Probability sampling: each member of the population has a non-zero probability of being included in a sample.

Simple random sampling: each member of the population has the same chance of being inluded in the sample. No bias.

Stratified sampling: we partition the population into subgroups, and then take a simple random sample from each subgroup, proportional to the size of the subgroups. This can be used to reduce the needed size of a sample.

Sampling without replacement: if you take a sample, the members are not reused for next samples.

Sampling with replacement: allows you to take the same elements again in the next sample.

More samples won’t help improving the accuracy of the mean/standard deviation.

Larger sample sizes won’t help improve the accuracy of the mean but will reduce the standard deviation (improve confidence intervals, making them smaller).

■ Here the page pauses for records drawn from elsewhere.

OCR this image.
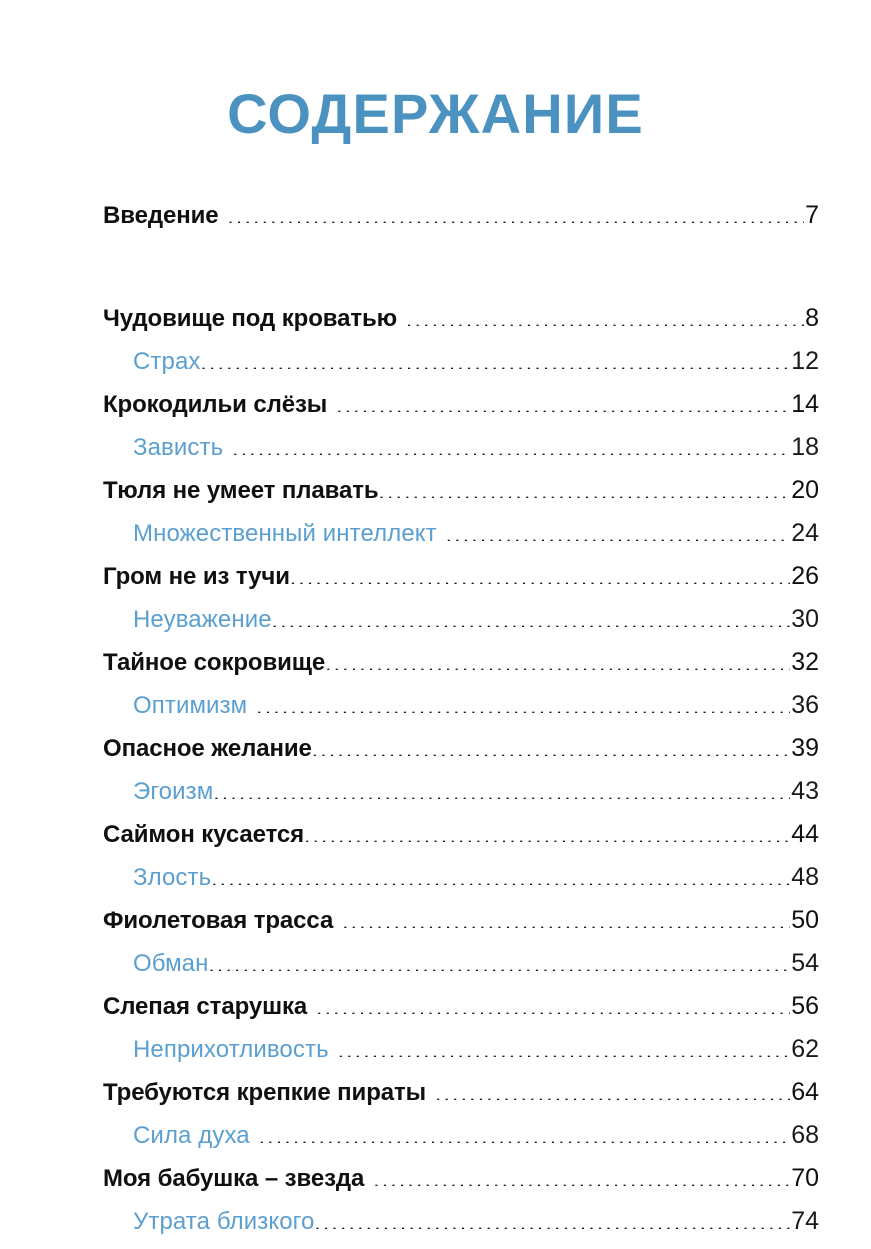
СОДЕРЖАНИЕ
Введение .....	7
Чудовище под кроватью .....	8
Страх .....	12
Крокодильи слёзы .....	14
Зависть .....	18
Тюля не умеет плавать .....	20
Множественный интеллект .....	24
Гром не из тучи .....	26
Неуважение .....	30
Тайное сокровище .....	32
Оптимизм .....	36
Опасное желание .....	39
Эгоизм .....	43
Саймон кусается .....	44
Злость .....	48
Фиолетовая трасса .....	50
Обман .....	54
Слепая старушка .....	56
Неприхотливость .....	62
Требуются крепкие пираты .....	64
Сила духа .....	68
Моя бабушка – звезда .....	70
Утрата близкого .....	74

To estimate the mean of a population given a single sample, we choose a sample size based upon some estimate of the skew in the population. When you know the size, you choose a random sample from the population, and you compute the mean and standard deviation of that sample, and use it to estimate the standard error. This is an estimate, not the true standard error. Appropriately chosen, can be a good estimation. From it, we can calculate the confidence intervals around the sample mean.

Answering: are 200 samples enough?

temps = ... # list with the population temperatures
sampleSize = 200
numTrials = ... # any number to run this experiment
popMean = ... # mean of the whole population
 
numBad = 0
for t in range(numTrials):
	sample = random.sample(temps, sampleSize)
	sampleMean = sum(sample)/sampleSize
	se = numpy.std(sample)/sampleSize ** 0.5
	if abs(popMean - sampleMean) > 1.96*se:
		numBad += 1
print(f'Fraction outside 95% confidence interval = {numBad/numTrials}')

Because this is a 95% confidence interval, we expect the result to be 0.5 (5%). If it’s higher, our sample size is not good enough. If it’s lower, our sample size is too conservative (“too good”).